The right tradeoff depends on how one models the dual-use risk. If the worry is that bad actors will abuse capability that is too broadly available, gated access is the right answer. If the worry is that bad actors will work around access controls through credential compromise or insider threat, capability restriction is more defensible. Both worries are real and the choice between them is partly a judgment call about which risk model dominates.

OpenAI’s published rationale for the TAC approach emphasizes that the security domain benefits substantially from frontier capability, that legitimate defenders need that capability to keep pace with attackers who do not respect access controls, and that the right path is to give defenders the capability while making access difficult enough to compromise that it does not effectively reach attackers. This is a reasonable framing. Whether it is the right framing in the long run depends on how durably TAC’s access controls actually resist compromise. The early operational results from May and June will be the test.

Frequently asked questions

Can I use GPT-5.5-Cyber through the standard ChatGPT or OpenAI API today? No. Access requires TAC vetting. Standard ChatGPT and the standard API give you base GPT-5.5, which has the hedged guardrails on security topics.

What does TAC vetting actually verify? Identity of the organization, the security posture of the requesting team, the use cases that will be served, and ongoing compliance with the published acceptable use policy. The verification is performed by OpenAI staff and takes several weeks for typical applications.

Is GPT-5.5-Cyber available in regions outside the US? TAC has been expanding regional availability through the year. As of the June 22 launch, the US, UK, Germany, France, Japan, and Australia are supported. Other regions are on the roadmap with no committed timeline.

How does pricing compare to base GPT-5.5? The per-token rates for GPT-5.5-Cyber match base GPT-5.5. The TAC subscription is an additional annual fee on top of usage-based pricing. The combined cost is meaningfully higher than base GPT-5.5 alone for organizations with non-trivial volumes.
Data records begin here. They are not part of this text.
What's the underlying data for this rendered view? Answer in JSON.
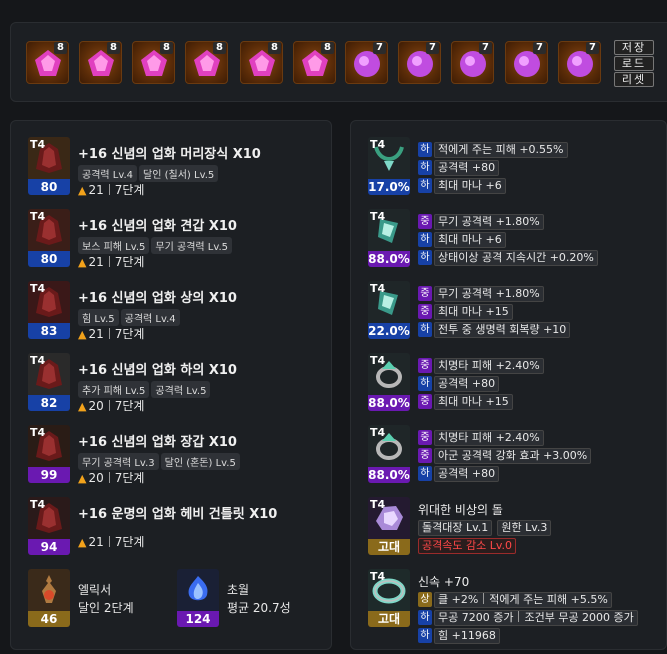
{
  "gems": [
    {
      "level": "8",
      "type": "annihilation"
    },
    {
      "level": "8",
      "type": "annihilation"
    },
    {
      "level": "8",
      "type": "annihilation"
    },
    {
      "level": "8",
      "type": "annihilation"
    },
    {
      "level": "8",
      "type": "annihilation"
    },
    {
      "level": "8",
      "type": "annihilation"
    },
    {
      "level": "7",
      "type": "crimson"
    },
    {
      "level": "7",
      "type": "crimson"
    },
    {
      "level": "7",
      "type": "crimson"
    },
    {
      "level": "7",
      "type": "crimson"
    },
    {
      "level": "7",
      "type": "crimson"
    }
  ],
  "side_buttons": {
    "save": "저장",
    "load": "로드",
    "reset": "리셋"
  },
  "equipment": [
    {
      "tier": "T4",
      "quality": "80",
      "quality_color": "blue",
      "name": "+16 신념의 업화 머리장식 ",
      "set": "X10",
      "tags": [
        "공격력 Lv.4",
        "달인 (칠서) Lv.5"
      ],
      "flame": "21",
      "step": "7단계",
      "icon": "helmet-icon"
    },
    {
      "tier": "T4",
      "quality": "80",
      "quality_color": "blue",
      "name": "+16 신념의 업화 견갑 ",
      "set": "X10",
      "tags": [
        "보스 피해 Lv.5",
        "무기 공격력 Lv.5"
      ],
      "flame": "21",
      "step": "7단계",
      "icon": "shoulder-icon"
    },
    {
      "tier": "T4",
      "quality": "83",
      "quality_color": "blue",
      "name": "+16 신념의 업화 상의 ",
      "set": "X10",
      "tags": [
        "힘 Lv.5",
        "공격력 Lv.4"
      ],
      "flame": "21",
      "step": "7단계",
      "icon": "chest-icon"
    },
    {
      "tier": "T4",
      "quality": "82",
      "quality_color": "blue",
      "name": "+16 신념의 업화 하의 ",
      "set": "X10",
      "tags": [
        "추가 피해 Lv.5",
        "공격력 Lv.5"
      ],
      "flame": "20",
      "step": "7단계",
      "icon": "pants-icon"
    },
    {
      "tier": "T4",
      "quality": "99",
      "quality_color": "purple",
      "name": "+16 신념의 업화 장갑 ",
      "set": "X10",
      "tags": [
        "무기 공격력 Lv.3",
        "달인 (혼돈) Lv.5"
      ],
      "flame": "20",
      "step": "7단계",
      "icon": "gloves-icon"
    },
    {
      "tier": "T4",
      "quality": "94",
      "quality_color": "purple",
      "name": "+16 운명의 업화 헤비 건틀릿 ",
      "set": "X10",
      "tags": [],
      "flame": "21",
      "step": "7단계",
      "icon": "weapon-icon"
    }
  ],
  "elixir": {
    "quality": "46",
    "title": "엘릭서",
    "value": "달인 2단계"
  },
  "transcend": {
    "quality": "124",
    "title": "초월",
    "value": "평균 20.7성"
  },
  "accessories": [
    {
      "tier": "T4",
      "quality": "17.0%",
      "quality_color": "blue",
      "icon": "necklace-icon",
      "lines": [
        {
          "grade": "하",
          "g": "low",
          "text": "적에게 주는 피해 +0.55%"
        },
        {
          "grade": "하",
          "g": "low",
          "text": "공격력 +80"
        },
        {
          "grade": "하",
          "g": "low",
          "text": "최대 마나 +6"
        }
      ]
    },
    {
      "tier": "T4",
      "quality": "88.0%",
      "quality_color": "purple",
      "icon": "earring-icon",
      "lines": [
        {
          "grade": "중",
          "g": "mid",
          "text": "무기 공격력 +1.80%"
        },
        {
          "grade": "하",
          "g": "low",
          "text": "최대 마나 +6"
        },
        {
          "grade": "하",
          "g": "low",
          "text": "상태이상 공격 지속시간 +0.20%"
        }
      ]
    },
    {
      "tier": "T4",
      "quality": "22.0%",
      "quality_color": "blue",
      "icon": "earring-icon",
      "lines": [
        {
          "grade": "중",
          "g": "mid",
          "text": "무기 공격력 +1.80%"
        },
        {
          "grade": "중",
          "g": "mid",
          "text": "최대 마나 +15"
        },
        {
          "grade": "하",
          "g": "low",
          "text": "전투 중 생명력 회복량 +10"
        }
      ]
    },
    {
      "tier": "T4",
      "quality": "88.0%",
      "quality_color": "purple",
      "icon": "ring-icon",
      "lines": [
        {
          "grade": "중",
          "g": "mid",
          "text": "치명타 피해 +2.40%"
        },
        {
          "grade": "하",
          "g": "low",
          "text": "공격력 +80"
        },
        {
          "grade": "중",
          "g": "mid",
          "text": "최대 마나 +15"
        }
      ]
    },
    {
      "tier": "T4",
      "quality": "88.0%",
      "quality_color": "purple",
      "icon": "ring-icon",
      "lines": [
        {
          "grade": "중",
          "g": "mid",
          "text": "치명타 피해 +2.40%"
        },
        {
          "grade": "중",
          "g": "mid",
          "text": "아군 공격력 강화 효과 +3.00%"
        },
        {
          "grade": "하",
          "g": "low",
          "text": "공격력 +80"
        }
      ]
    }
  ],
  "stone": {
    "tier": "T4",
    "rarity": "고대",
    "title": "위대한 비상의 돌",
    "eng1": "돌격대장 Lv.1",
    "eng2": "원한 Lv.3",
    "neg": "공격속도 감소 Lv.0"
  },
  "bracelet": {
    "tier": "T4",
    "rarity": "고대",
    "title": "신속 +70",
    "l1_grade": "상",
    "l1a": "클 +2%",
    "l1b": "적에게 주는 피해 +5.5%",
    "l2_grade": "하",
    "l2a": "무공 7200 증가",
    "l2b": "조건부 무공 2000 증가",
    "l3_grade": "하",
    "l3": "힘 +11968"
  },
  "colors": {
    "bg": "#15171a",
    "panel": "#1c1f23",
    "low": "#1741a6",
    "mid": "#6a19b1",
    "high": "#8a6a1b"
  }
}
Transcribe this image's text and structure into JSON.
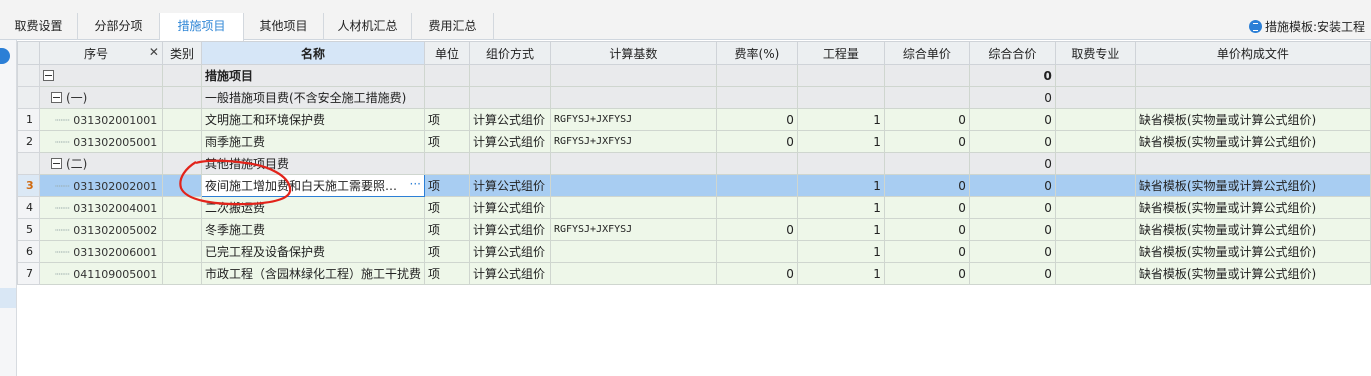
{
  "tabs": [
    {
      "label": "取费设置",
      "active": false
    },
    {
      "label": "分部分项",
      "active": false
    },
    {
      "label": "措施项目",
      "active": true
    },
    {
      "label": "其他项目",
      "active": false
    },
    {
      "label": "人材机汇总",
      "active": false
    },
    {
      "label": "费用汇总",
      "active": false
    }
  ],
  "template": {
    "label": "措施模板:安装工程",
    "icon": "document-icon"
  },
  "columns": [
    "序号",
    "类别",
    "名称",
    "单位",
    "组价方式",
    "计算基数",
    "费率(%)",
    "工程量",
    "综合单价",
    "综合合价",
    "取费专业",
    "单价构成文件"
  ],
  "rows": [
    {
      "rn": "",
      "code": "",
      "type": "",
      "name": "措施项目",
      "unit": "",
      "method": "",
      "base": "",
      "rate": "",
      "qty": "",
      "price": "",
      "total": "0",
      "spec": "",
      "file": "",
      "kind": "root"
    },
    {
      "rn": "",
      "code": "(一)",
      "type": "",
      "name": "一般措施项目费(不含安全施工措施费)",
      "unit": "",
      "method": "",
      "base": "",
      "rate": "",
      "qty": "",
      "price": "",
      "total": "0",
      "spec": "",
      "file": "",
      "kind": "grp"
    },
    {
      "rn": "1",
      "code": "031302001001",
      "type": "",
      "name": "文明施工和环境保护费",
      "unit": "项",
      "method": "计算公式组价",
      "base": "RGFYSJ+JXFYSJ",
      "rate": "0",
      "qty": "1",
      "price": "0",
      "total": "0",
      "spec": "",
      "file": "缺省模板(实物量或计算公式组价)",
      "kind": "item"
    },
    {
      "rn": "2",
      "code": "031302005001",
      "type": "",
      "name": "雨季施工费",
      "unit": "项",
      "method": "计算公式组价",
      "base": "RGFYSJ+JXFYSJ",
      "rate": "0",
      "qty": "1",
      "price": "0",
      "total": "0",
      "spec": "",
      "file": "缺省模板(实物量或计算公式组价)",
      "kind": "item"
    },
    {
      "rn": "",
      "code": "(二)",
      "type": "",
      "name": "其他措施项目费",
      "unit": "",
      "method": "",
      "base": "",
      "rate": "",
      "qty": "",
      "price": "",
      "total": "0",
      "spec": "",
      "file": "",
      "kind": "grp"
    },
    {
      "rn": "3",
      "code": "031302002001",
      "type": "",
      "name": "夜间施工增加费和白天施工需要照…",
      "unit": "项",
      "method": "计算公式组价",
      "base": "",
      "rate": "",
      "qty": "1",
      "price": "0",
      "total": "0",
      "spec": "",
      "file": "缺省模板(实物量或计算公式组价)",
      "kind": "cur"
    },
    {
      "rn": "4",
      "code": "031302004001",
      "type": "",
      "name": "二次搬运费",
      "unit": "项",
      "method": "计算公式组价",
      "base": "",
      "rate": "",
      "qty": "1",
      "price": "0",
      "total": "0",
      "spec": "",
      "file": "缺省模板(实物量或计算公式组价)",
      "kind": "item"
    },
    {
      "rn": "5",
      "code": "031302005002",
      "type": "",
      "name": "冬季施工费",
      "unit": "项",
      "method": "计算公式组价",
      "base": "RGFYSJ+JXFYSJ",
      "rate": "0",
      "qty": "1",
      "price": "0",
      "total": "0",
      "spec": "",
      "file": "缺省模板(实物量或计算公式组价)",
      "kind": "item"
    },
    {
      "rn": "6",
      "code": "031302006001",
      "type": "",
      "name": "已完工程及设备保护费",
      "unit": "项",
      "method": "计算公式组价",
      "base": "",
      "rate": "",
      "qty": "1",
      "price": "0",
      "total": "0",
      "spec": "",
      "file": "缺省模板(实物量或计算公式组价)",
      "kind": "item"
    },
    {
      "rn": "7",
      "code": "041109005001",
      "type": "",
      "name": "市政工程（含园林绿化工程）施工干扰费",
      "unit": "项",
      "method": "计算公式组价",
      "base": "",
      "rate": "0",
      "qty": "1",
      "price": "0",
      "total": "0",
      "spec": "",
      "file": "缺省模板(实物量或计算公式组价)",
      "kind": "item"
    }
  ],
  "colors": {
    "accent": "#2c7fd6",
    "selected_row": "#a8cdf2",
    "item_row": "#eef7e9",
    "annotation": "#e2231a"
  }
}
Can I use GPT-5.5-Cyber with Claude Code, Cursor, or other agentic coding tools? The Codex Security plugin is the OpenAI-supplied integration. Third-party agentic tools can integrate through the API if their customers have TAC credentials, but the integrations are customer-by-customer rather than packaged into the tools.

Does GPT-5.5-Cyber participate in Claude-style "thinking" budgets? GPT-5.5-Cyber inherits the reasoning-budget parameter from base GPT-5.5. Security workloads benefit from moderate-to-high budgets because the reasoning depth matters substantially for the harder vulnerability and exploit analysis tasks.

Is the Patch the Planet initiative open to outside contributors? The disclosure pipeline is operated by Trail of Bits and HackerOne with OpenAI providing the model. Outside researchers can submit findings through HackerOne’s existing infrastructure; the model-based analysis happens upstream of submission.

How does GPT-5.5-Cyber relate to the OpenAI Daybreak announcement from earlier in the year? Daybreak is the umbrella for OpenAI’s cybersecurity initiatives. GPT-5.5-Cyber is the model component. The earlier Daybreak announcement covered the program’s structure and the initial partner roster; today’s announcement is the model’s full release and the expanded partner program.

What happens to organizations currently on the limited-preview GPT-5.5-Cyber? Preview customers transition automatically to the full release. The model version updates, the partner integrations expand, and the TAC subscription terms shift to the GA pricing structure at the customer’s renewal.

Is there a smaller, lower-cost cyber model variant? Not at launch. OpenAI has indicated that a smaller cyber-tuned model based on GPT-5.5-mini is in development, with availability expected in Q4 2026. The smaller variant would address use cases where the TAC subscription cost is hard to justify for the volume.